The initial environment for application launches

Hi, in some experiments, I’m seeing that if I launch an application from Gnome Shell (i.e., from a .desktop definition) the application has environment variables that I set in .bashrc or .bash_profile, but not in .profile. I am wondering why Gnome Shell sources these files, since in principle they are specific to bash. Is this based on the user’s choice of login shell? Would it source other files if a different shell was selected?

On a related note, does the EXEC line in a .desktop definition get called directly, or passed to a shell, like “bash -c”?

Hello! If there is a DBusActivatable=true line in the .desktop file and there is DBus, then the Exec line is not executed. Instead, DBus looks for a .service file to launch the application.

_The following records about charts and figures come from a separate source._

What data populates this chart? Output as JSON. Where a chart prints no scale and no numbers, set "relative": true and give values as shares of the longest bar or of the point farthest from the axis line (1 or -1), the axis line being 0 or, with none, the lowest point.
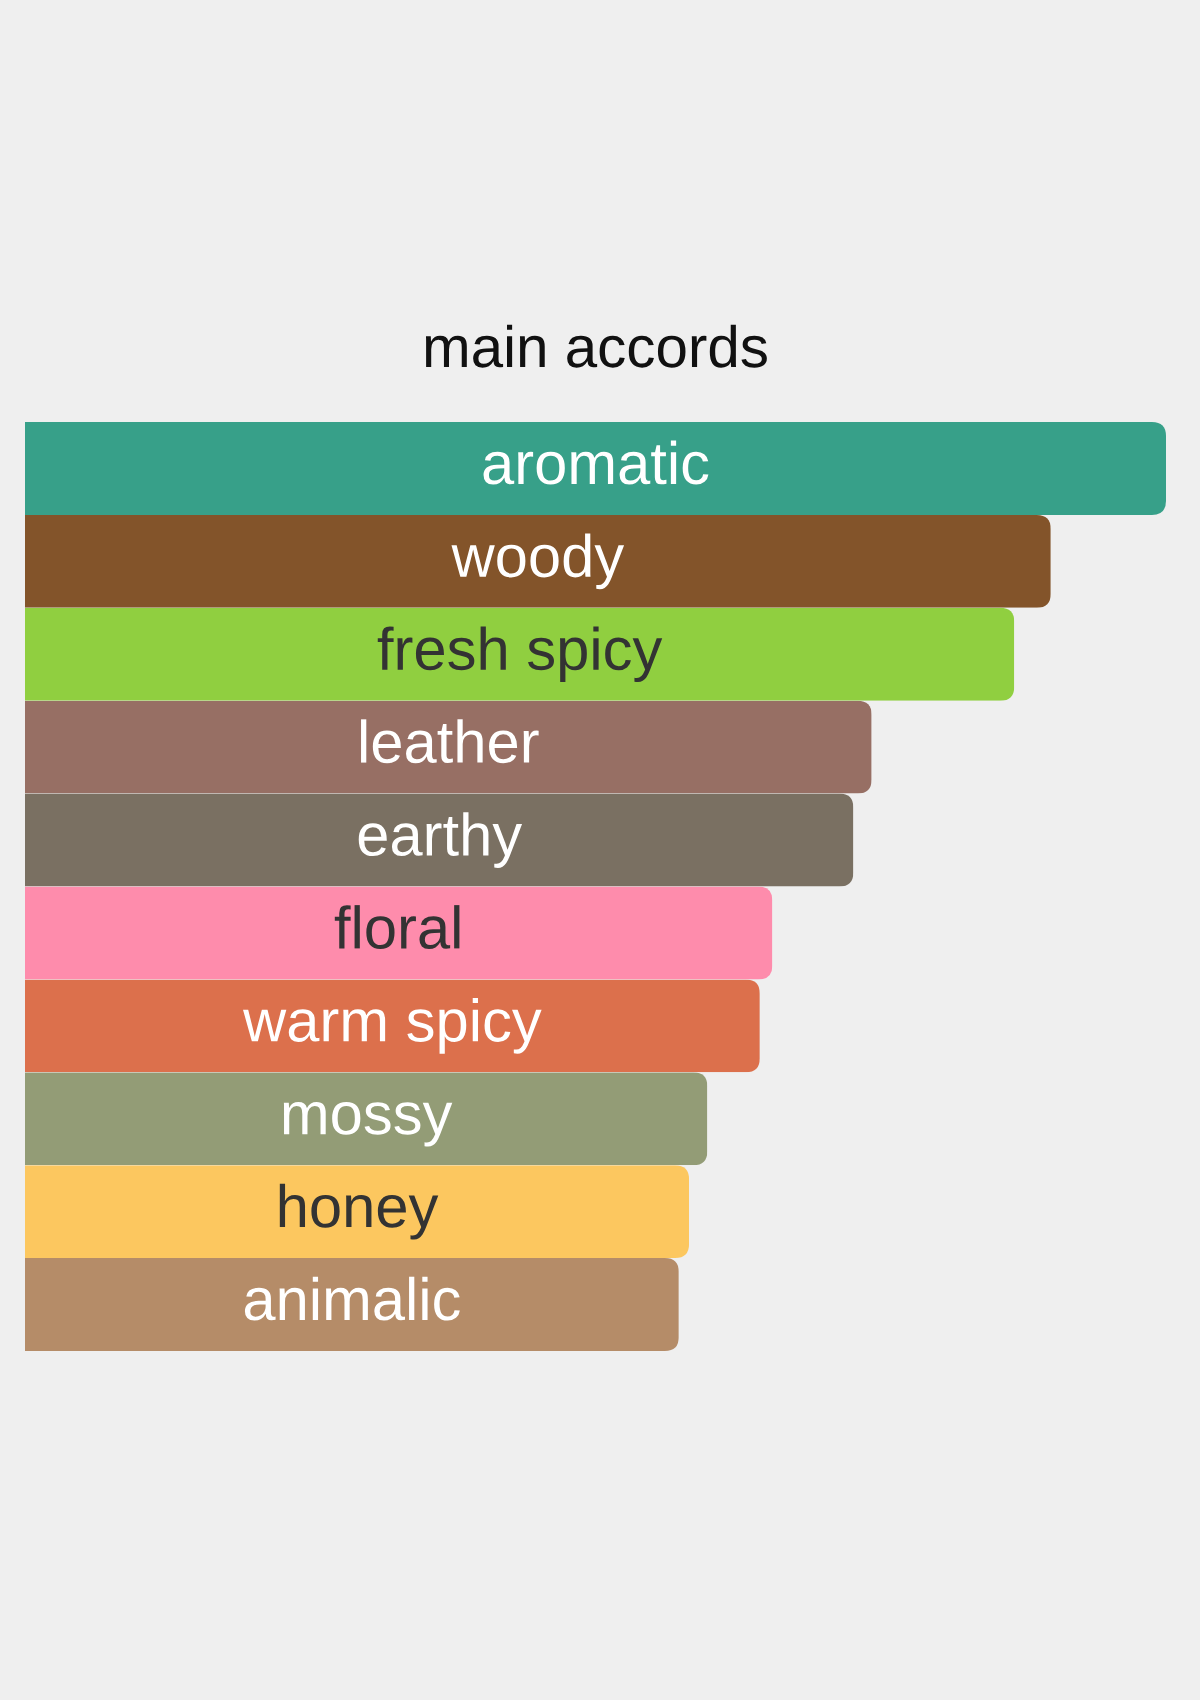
{
  "chart_data": {
    "type": "bar",
    "orientation": "horizontal",
    "relative": true,
    "title": "main accords",
    "categories": [
      "aromatic",
      "woody",
      "fresh spicy",
      "leather",
      "earthy",
      "floral",
      "warm spicy",
      "mossy",
      "honey",
      "animalic"
    ],
    "values": [
      1,
      0.899,
      0.867,
      0.742,
      0.726,
      0.655,
      0.644,
      0.598,
      0.582,
      0.573
    ],
    "colors": [
      "#37a089",
      "#83542a",
      "#90cf40",
      "#976f64",
      "#7a7062",
      "#fe8cac",
      "#dc704c",
      "#939c76",
      "#fcc75f",
      "#b58c68"
    ]
  }
}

In this case, the application gets the invironment of the DBus process, which, in case of systemd, is detemined by systemd. It can be configured for all processes per the manual page of systemd-system.conf, usually by ManagerEnvironment option since systemd version 256.1.

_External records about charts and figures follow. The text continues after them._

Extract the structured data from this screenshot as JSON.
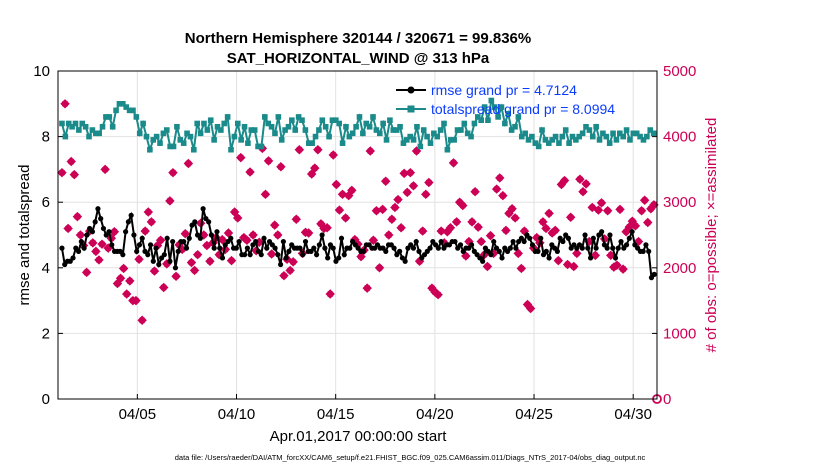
{
  "chart_data": {
    "type": "line",
    "title_line1": "Northern Hemisphere 320144 / 320671 = 99.836%",
    "title_line2": "SAT_HORIZONTAL_WIND @ 313 hPa",
    "xlabel": "Apr.01,2017 00:00:00 start",
    "ylabel_left": "rmse and totalspread",
    "ylabel_right": "# of obs: o=possible; ×=assimilated",
    "footnote": "data file: /Users/raeder/DAI/ATM_forcXX/CAM6_setup/f.e21.FHIST_BGC.f09_025.CAM6assim.011/Diags_NTrS_2017-04/obs_diag_output.nc",
    "xlim": [
      1.0,
      31.2
    ],
    "ylim_left": [
      0,
      10
    ],
    "ylim_right": [
      0,
      5000
    ],
    "yticks_left": [
      "0",
      "2",
      "4",
      "6",
      "8",
      "10"
    ],
    "yticks_right": [
      "0",
      "1000",
      "2000",
      "3000",
      "4000",
      "5000"
    ],
    "xticks": [
      {
        "day": 5,
        "label": "04/05"
      },
      {
        "day": 10,
        "label": "04/10"
      },
      {
        "day": 15,
        "label": "04/15"
      },
      {
        "day": 20,
        "label": "04/20"
      },
      {
        "day": 25,
        "label": "04/25"
      },
      {
        "day": 30,
        "label": "04/30"
      }
    ],
    "grid": true,
    "legend": [
      {
        "label": "rmse grand pr = 4.7124",
        "color": "#000000"
      },
      {
        "label": "totalspread grand pr = 8.0994",
        "color": "#1a8a8a"
      }
    ],
    "series": [
      {
        "name": "rmse",
        "color": "#000000",
        "axis": "left",
        "values": [
          4.6,
          4.1,
          4.2,
          4.2,
          4.3,
          4.6,
          4.5,
          4.8,
          4.6,
          5.0,
          5.2,
          5.1,
          5.4,
          5.8,
          5.5,
          5.2,
          5.0,
          5.1,
          4.7,
          4.5,
          4.5,
          4.5,
          4.4,
          5.1,
          5.4,
          5.6,
          5.0,
          4.5,
          4.7,
          4.9,
          4.5,
          4.4,
          4.7,
          4.2,
          4.6,
          4.1,
          4.3,
          4.4,
          4.9,
          4.2,
          4.8,
          4.0,
          4.5,
          4.8,
          4.8,
          4.6,
          4.9,
          5.3,
          5.4,
          5.0,
          4.9,
          5.8,
          5.5,
          5.4,
          5.0,
          4.6,
          5.1,
          4.6,
          4.3,
          4.7,
          4.8,
          4.9,
          4.6,
          4.6,
          4.8,
          4.4,
          4.4,
          4.6,
          4.4,
          4.7,
          4.8,
          4.5,
          4.4,
          4.9,
          4.6,
          4.8,
          4.7,
          4.6,
          4.4,
          4.1,
          4.8,
          4.3,
          4.5,
          4.7,
          4.6,
          4.6,
          4.6,
          4.4,
          4.8,
          4.5,
          4.5,
          4.6,
          4.4,
          4.7,
          5.0,
          4.6,
          4.3,
          4.7,
          4.6,
          4.2,
          4.3,
          4.9,
          4.4,
          4.6,
          4.6,
          4.8,
          4.7,
          4.6,
          4.5,
          4.5,
          4.7,
          4.7,
          4.6,
          4.6,
          4.7,
          4.6,
          4.6,
          4.5,
          4.7,
          4.7,
          4.6,
          4.4,
          4.5,
          4.3,
          4.2,
          4.6,
          4.7,
          4.6,
          4.8,
          4.5,
          4.3,
          4.4,
          4.5,
          4.6,
          4.8,
          4.7,
          4.6,
          4.8,
          4.6,
          4.7,
          4.7,
          4.8,
          4.8,
          4.6,
          4.7,
          4.5,
          4.6,
          4.6,
          4.7,
          4.5,
          4.4,
          4.3,
          4.2,
          4.6,
          4.5,
          4.4,
          4.8,
          4.6,
          4.5,
          4.3,
          4.6,
          4.5,
          4.6,
          4.8,
          4.6,
          4.8,
          4.9,
          4.8,
          5.0,
          4.9,
          4.7,
          4.5,
          4.5,
          4.9,
          4.4,
          4.5,
          4.3,
          4.7,
          4.6,
          4.5,
          4.9,
          4.8,
          5.0,
          4.9,
          4.6,
          4.7,
          4.6,
          4.7,
          4.6,
          5.0,
          4.6,
          4.3,
          4.9,
          4.6,
          5.0,
          5.1,
          4.7,
          4.6,
          5.0,
          4.6,
          4.3,
          4.6,
          4.8,
          4.6,
          4.7,
          4.9,
          5.1,
          4.7,
          4.6,
          4.5,
          4.5,
          4.7,
          4.5,
          3.7,
          3.8
        ]
      },
      {
        "name": "totalspread",
        "color": "#1a8a8a",
        "axis": "left",
        "values": [
          8.4,
          8.0,
          8.4,
          8.3,
          8.4,
          8.2,
          8.4,
          8.3,
          8.0,
          8.2,
          8.1,
          8.1,
          8.3,
          8.6,
          8.6,
          8.3,
          8.8,
          9.0,
          9.0,
          8.9,
          8.8,
          8.8,
          8.6,
          8.1,
          8.4,
          8.0,
          7.6,
          7.9,
          8.0,
          7.8,
          8.1,
          8.2,
          7.7,
          7.7,
          8.3,
          7.9,
          7.8,
          8.1,
          8.0,
          7.6,
          8.4,
          8.1,
          8.4,
          8.2,
          8.5,
          7.9,
          8.3,
          8.2,
          8.4,
          8.6,
          7.6,
          8.0,
          8.4,
          7.9,
          8.3,
          7.8,
          8.2,
          8.2,
          7.7,
          7.7,
          8.6,
          8.4,
          8.3,
          8.1,
          8.6,
          7.9,
          8.2,
          8.3,
          8.5,
          8.2,
          8.6,
          8.5,
          8.2,
          7.8,
          7.8,
          8.0,
          8.2,
          8.5,
          8.3,
          8.0,
          8.5,
          8.5,
          8.4,
          7.8,
          8.3,
          8.0,
          8.1,
          8.3,
          8.6,
          8.1,
          8.4,
          8.3,
          8.6,
          8.2,
          8.1,
          8.4,
          7.9,
          8.5,
          8.2,
          8.2,
          8.3,
          7.8,
          7.9,
          8.0,
          7.9,
          8.3,
          7.7,
          8.2,
          8.0,
          7.8,
          8.1,
          8.0,
          8.2,
          8.4,
          7.6,
          7.9,
          7.9,
          8.2,
          8.2,
          8.4,
          8.1,
          8.0,
          8.4,
          8.6,
          8.5,
          8.9,
          8.5,
          9.1,
          8.9,
          8.6,
          8.9,
          8.4,
          8.7,
          8.2,
          8.3,
          8.6,
          8.0,
          8.1,
          7.9,
          8.0,
          7.8,
          7.7,
          8.2,
          7.9,
          7.8,
          7.9,
          8.0,
          7.8,
          8.0,
          8.2,
          7.8,
          8.0,
          7.9,
          8.0,
          8.1,
          8.3,
          8.2,
          8.0,
          8.3,
          7.9,
          8.1,
          8.0,
          7.8,
          8.1,
          7.9,
          8.1,
          8.0,
          8.2,
          7.9,
          8.1,
          8.1,
          8.0,
          7.9,
          8.0,
          8.2,
          8.1
        ]
      },
      {
        "name": "obs_possible",
        "color": "#cc0055",
        "axis": "right",
        "values": [
          3450,
          4500,
          2600,
          3620,
          3420,
          2780,
          2500,
          2340,
          1930,
          2560,
          2380,
          2250,
          2120,
          2360,
          3500,
          2300,
          2450,
          2550,
          1760,
          1840,
          1990,
          1600,
          1800,
          1500,
          1500,
          2130,
          1200,
          2560,
          2850,
          2700,
          1950,
          2340,
          2420,
          1700,
          2060,
          3020,
          3450,
          1870,
          2350,
          2280,
          2520,
          3590,
          2080,
          1960,
          2200,
          2680,
          2500,
          2340,
          2100,
          2380,
          2460,
          2200,
          2430,
          2280,
          2530,
          2110,
          2850,
          2760,
          3680,
          2460,
          2420,
          3460,
          2500,
          2260,
          2390,
          3820,
          3120,
          3630,
          2210,
          2650,
          2500,
          3540,
          1880,
          2130,
          1960,
          2090,
          2740,
          3800,
          2220,
          2540,
          2530,
          3430,
          3520,
          3800,
          2670,
          2600,
          2610,
          1600,
          3720,
          3270,
          2880,
          3120,
          2760,
          3100,
          3180,
          2430,
          2360,
          2170,
          2270,
          1690,
          3780,
          2420,
          2870,
          2000,
          2890,
          3320,
          2500,
          2740,
          2920,
          3040,
          2610,
          3440,
          3150,
          3450,
          3250,
          3780,
          2100,
          2560,
          3120,
          3300,
          1690,
          1630,
          1590,
          2560,
          2380,
          2550,
          2610,
          3600,
          2700,
          3000,
          2950,
          2180,
          2400,
          2700,
          3160,
          2620,
          2400,
          2200,
          2020,
          2490,
          2220,
          3200,
          3370,
          3100,
          2570,
          2830,
          2900,
          2760,
          2220,
          1990,
          2560,
          1440,
          1380,
          2300,
          2460,
          2380,
          2700,
          2600,
          2830,
          2530,
          2570,
          2110,
          3270,
          3330,
          2050,
          2770,
          2020,
          2220,
          3350,
          3160,
          3280,
          2400,
          2920,
          2190,
          2880,
          2990,
          2440,
          2870,
          2190,
          2010,
          2040,
          2890,
          1980,
          2550,
          2620,
          2710,
          2640,
          2400,
          2870,
          3030,
          2690,
          2900,
          2960
        ]
      }
    ]
  }
}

To check the DBus user session environment, which is passed to user-launched applications, I would look up the DBus service PID in the output of systemctl --user status dbus and then look up the invornment with strings /proc/$PID/environ, where $PID needs to be replaced by the looked-up PID.

For posterity:

I see that on my Guix system, none of the .desktop files use the DBus line. Also, I see that the Dbus daemon has a very simple environment, consisting of simply “PATH=/run/current-system/profile/bin”.

I see also that the Exec lines all point to files in the Guix store which are in fact bash shell scripts, which set up the environment, and then launch the real binary with a bash exec call. So I think this explains how the applications are getting variables from my .bashrc and .bash_profile.